My family probably has a suspicion, starting with our wedding that lacked a priest and any religious references (no church, just fun and festivities.)
My husband's family knows that he's atheist; they seem to have assumed I was too, but only last year did I "come out" when my nephew asked if I believed in evolution. I was like, "OH yes, completely and absolutely." I don't ever bring it up, but certainly won't hide it, and will be happy to answer questions.
"... I could hear the pain in his voice."
That's the worst. You are very brave though, Dani. My dad died recently, and looking back, I realize that it freed me to admit my atheism - even to myself. I did not want to face his disapproval and the pain and worry it would cause him.
I'm not sure that there is any way around this, but it helps me to think of the believers I love as infected. Your dad is clearly infected with the God virus. The virus has evolved to survive any way it can, even at the expense of important, loving relationships. The infection is making him go against his natural loving instincts toward you, and his respect for your judgment. Hopefully, his loving instincts will win - at least every once in a while!
It's probably better to have it out in the open for your own benefit though.
1. You could point out that the reason people aren't generally killing each other is because living in a society demands that we comport ourselves in ways that make life for both us and the rest of our society as easy and trouble free as possible. Also, many non-human animals, who worship no gods, display moral behavior to each other for the same reasons.
2. You could point out to him the many, many, passages in the Old Testament where the god of the Jews both commanded and participated in cruel and evil deeds (if you don't know of any such passages you can find a wealth of them online). You can also point out that Jesus was not the paragon of virtue everyone makes him out to be. For example, the god of the Old Testament, as evil as he was, at least limited his punishment to this life only, for example through genocide; Jesus, however, extends divine punishment to all eternity with threats of neverending torment in hell. And he said that he hadn't come to send peace on earth, but a sword, and that he came to turn daughters against mothers, and sons against fathers,etc.,etc.
3. You could ask him some pertinent questions about God, e.g., why God never heals amputees, or what is his own best argument/evidence that God is real.
4. You could point out to him that if this universe and this world were the products of a perfect designer (God), then he made a shoddy job of it. If God were both real and perfect, then anything he created would not be capable of becoming imperfect. Whatever God created would be as unchangingly perfect as he is unless he wanted it otherwise. West Nile virus, avian flu, intestinal worms, diabetes, cancer, earthquakes, tornadoes, famine, drought, and so on, are plain indicators of bad design, if the universe is, indeed, designed.

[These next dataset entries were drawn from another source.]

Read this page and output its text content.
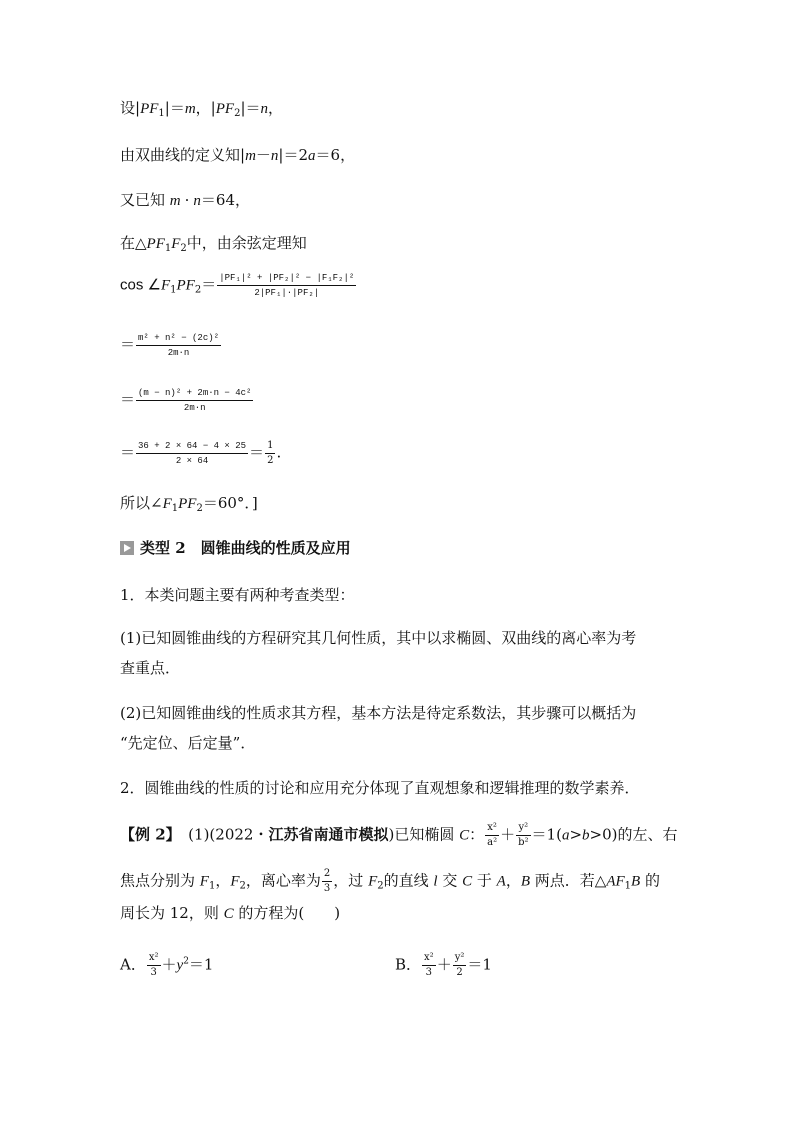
设$|PF_1|=m$，$|PF_2|=n$，
由双曲线的定义知|m－n|＝2a＝6，
又已知 m · n＝64，
在$\triangle PF_1F_2$中，由余弦定理知
$\cos \angle F_1PF_2= \frac{\text{|PF₁|² + |PF₂|² − |F₁F₂|²}}{\text{2|PF₁|·|PF₂|}}$
＝ $\frac{\text{m² + n² − (2c)²}}{2m\cdot n}$
＝ $\frac{\text{(m − n)² + 2m·n − 4c²}}{2m\cdot n}$
＝ $\frac{36 + 2 \times 64 - 4 \times 25}{2 \times 64} = \frac{1}{2}$ .
所以$\angle F_1PF_2=60^\circ$．]
类型 2　圆锥曲线的性质及应用
1．本类问题主要有两种考查类型：
(1)已知圆锥曲线的方程研究其几何性质，其中以求椭圆、双曲线的离心率为考
查重点．
(2)已知圆锥曲线的性质求其方程，基本方法是待定系数法，其步骤可以概括为
“先定位、后定量”．
2．圆锥曲线的性质的讨论和应用充分体现了直观想象和逻辑推理的数学素养．
【例 2】　(1)(2022・江苏省南通市模拟)已知椭圆 C： $\frac{\text{x²}}{\text{a²}} + \frac{\text{y²}}{\text{b²}} =1(a>b>0)$的左、右
焦点分别为 $F_1$，$F_2$，离心率为 $\frac{2}{3}$ ，过 $F_2$的直线 l 交 C 于 A，B 两点．若$\triangle AF_1B$ 的
周长为 12，则 C 的方程为(　　)
A． $\frac{\text{x²}}{3} +y^2=1$	B． $\frac{\text{x²}}{3} + \frac{\text{y²}}{2} =1$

5. In a related vein, you could point out that omnipotence, omniscience, and omnibenevolence, are incompatible traits that cannot exist in one person at the same time and in the same respect. If God is omniscient (knowing infallibly all future events), then he knew before he created man that man would sin, yet he created man anyway, and so making God responsible for all the evil and suffering this world has endured for millennia. And, were God omnibenevolent (all loving), he would not have permitted any of this. And were he omnipotent (all powerful), he would have been capable of not allowing things to turn out the way they did. You can also present him with this succinct rhyme that goes straight to the point on this:
"Can God omniscient, who knows the future, find, the omnipotence to change his future mind."